We began with coffee and “Breakfast Scones for Mr. Frodo,” and then settled down to watch the first movie. An hour later, the Hobbits had barely left the Shire when Beth announced loudly that Second Breakfast (French toast with bacon and sausage) was ready. I was shocked when Elevenses came around (Dwarven women’s pumpkin cake and Elven bread), because it was our third meal, and we were still only on the first movie.
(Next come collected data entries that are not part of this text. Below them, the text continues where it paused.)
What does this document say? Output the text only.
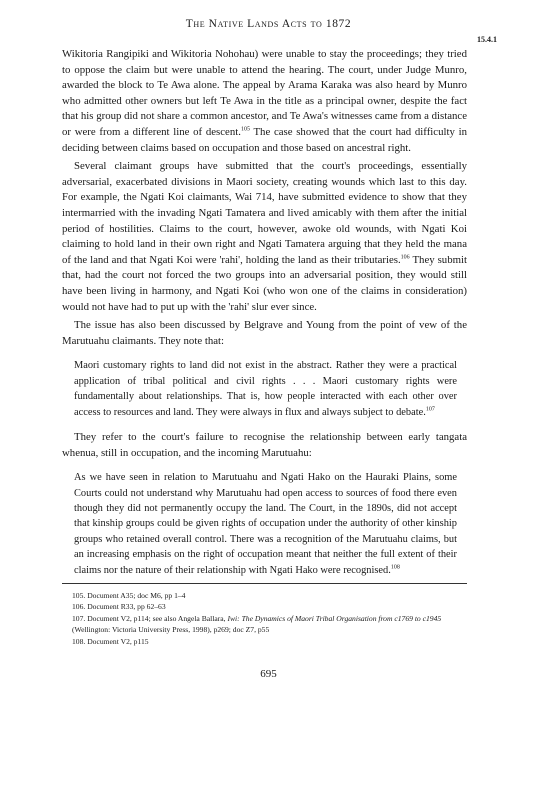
The Native Lands Acts to 1872
15.4.1

Wikitoria Rangipiki and Wikitoria Nohohau) were unable to stay the proceedings; they tried to oppose the claim but were unable to attend the hearing. The court, under Judge Munro, awarded the block to Te Awa alone. The appeal by Arama Karaka was also heard by Munro who admitted other owners but left Te Awa in the title as a principal owner, despite the fact that his group did not share a common ancestor, and Te Awa's witnesses came from a distance or were from a different line of descent.$^{105}$ The case showed that the court had difficulty in deciding between claims based on occupation and those based on ancestral right.

Several claimant groups have submitted that the court's proceedings, essentially adversarial, exacerbated divisions in Maori society, creating wounds which last to this day. For example, the Ngati Koi claimants, Wai 714, have submitted evidence to show that they intermarried with the invading Ngati Tamatera and lived amicably with them after the initial period of hostilities. Claims to the court, however, awoke old wounds, with Ngati Koi claiming to hold land in their own right and Ngati Tamatera arguing that they held the mana of the land and that Ngati Koi were 'rahi', holding the land as their tributaries.$^{106}$ They submit that, had the court not forced the two groups into an adversarial position, they would still have been living in harmony, and Ngati Koi (who won one of the claims in consideration) would not have had to put up with the 'rahi' slur ever since.

The issue has also been discussed by Belgrave and Young from the point of vew of the Marutuahu claimants. They note that:

Maori customary rights to land did not exist in the abstract. Rather they were a practical application of tribal political and civil rights . . . Maori customary rights were fundamentally about relationships. That is, how people interacted with each other over access to resources and land. They were always in flux and always subject to debate.$^{107}$

They refer to the court's failure to recognise the relationship between early tangata whenua, still in occupation, and the incoming Marutuahu:

As we have seen in relation to Marutuahu and Ngati Hako on the Hauraki Plains, some Courts could not understand why Marutuahu had open access to sources of food there even though they did not permanently occupy the land. The Court, in the 1890s, did not accept that kinship groups could be given rights of occupation under the authority of other kinship groups who retained overall control. There was a recognition of the Marutuahu claims, but an increasing emphasis on the right of occupation meant that neither the full extent of their claims nor the nature of their relationship with Ngati Hako were recognised.$^{108}$

105. Document A35; doc M6, pp 1–4
106. Document R33, pp 62–63
107. Document V2, p114; see also Angela Ballara, Iwi: The Dynamics of Maori Tribal Organisation from c1769 to c1945 (Wellington: Victoria University Press, 1998), p269; doc Z7, p55
108. Document V2, p115
695
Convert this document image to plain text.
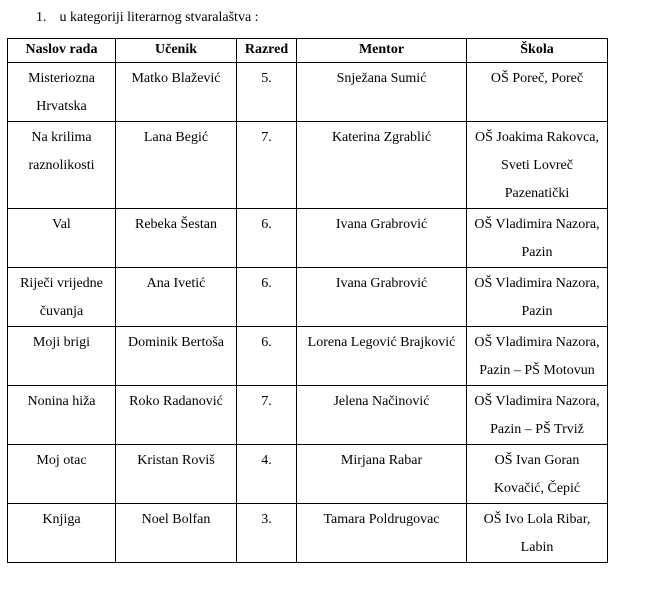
1. u kategoriji literarnog stvaralaštva :
Naslov rada	Učenik	Razred	Mentor	Škola
Misteriozna Hrvatska	Matko Blažević	5.	Snježana Sumić	OŠ Poreč, Poreč
Na krilima raznolikosti	Lana Begić	7.	Katerina Zgrablić	OŠ Joakima Rakovca, Sveti Lovreč Pazenatički
Val	Rebeka Šestan	6.	Ivana Grabrović	OŠ Vladimira Nazora, Pazin
Riječi vrijedne čuvanja	Ana Ivetić	6.	Ivana Grabrović	OŠ Vladimira Nazora, Pazin
Moji brigi	Dominik Bertoša	6.	Lorena Legović Brajković	OŠ Vladimira Nazora, Pazin – PŠ Motovun
Nonina hiža	Roko Radanović	7.	Jelena Načinović	OŠ Vladimira Nazora, Pazin – PŠ Trviž
Moj otac	Kristan Roviš	4.	Mirjana Rabar	OŠ Ivan Goran Kovačić, Čepić
Knjiga	Noel Bolfan	3.	Tamara Poldrugovac	OŠ Ivo Lola Ribar, Labin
Beth had insisted that people wear pajamas, or at least comfortable clothes, which was another tip she’d gleaned from the first year. Many people took her up on it; the rest, including David, were sporting T-shirts that revealed their individual geekiness. Miguel’s shirt depicted the logo for the Bureau for Paranormal Research and Defense (B.P.R.D., the organization for which Dark Horse Comics’ Hellboy works). One older gentleman was simply dressed as Bilbo Baggins, with a red vest and loose patchwork pants, his jowls completed with carefully manicured muttonchops, as if to convey that this was a daily look for him. David was double representing with his Despicable Me and Doctor Who crossover shirt featuring mirthful Minions making away with the TARDIS.

Around noon, during the short break between the first and second movie, people mingled a bit. Most introductions were followed up with the question, “How do you know Beth?” I’d assumed many of them worked together in film (creating, screening, and reviewing movies, like our host) but most of these people were from one of the many fan groups to which Beth belongs. My favorite answer came from the man in the simple red sweatshirt with the British accent. “I run a group called the California Association of Pop-culture Enthusiasts, or CAPE,” he said. He was justifiably proud of himself for making the superhero-themed acronym work.

Beth’s desserts

An hour into the second film, the “dark time” (the longest stretch between two meals) ended, and we feasted on three different kinds of soup with soda bread. A few of us succumbed to dozing during the second movie. Sleepy and full, I skipped the breads and cakes served at Afternoon Tea. We were finally on the third film when Dinner (Balin’s spiced beef and Taters Boulangere) was served. Supper was the heartiest, with bacon-wrapped pork, two meat and veggie potato pies, and Mushrooms à la Gandalf (stirred until they’re black using a giant staff). I didn’t even try to taste dessert — all those cakes and cookies — because by that time, nearly 10 p.m., after three movies long enough to have been six, and more Hobbit food than I could keep track of (including some specialty brews), I was ready for bed.

Every year, exhausted from her days of planning and cooking, Beth claims she’ll never host the event again. But now that I’ve got the hang of it, I’m already looking forward to next year. As Tolkein wrote, and I know this because it was on the invitation, “If more of us valued food and cheer and song above hoarded gold, it would be a merrier world.” Even wannabe geeks like me can raise a glass of the Elven-made miruvor to that.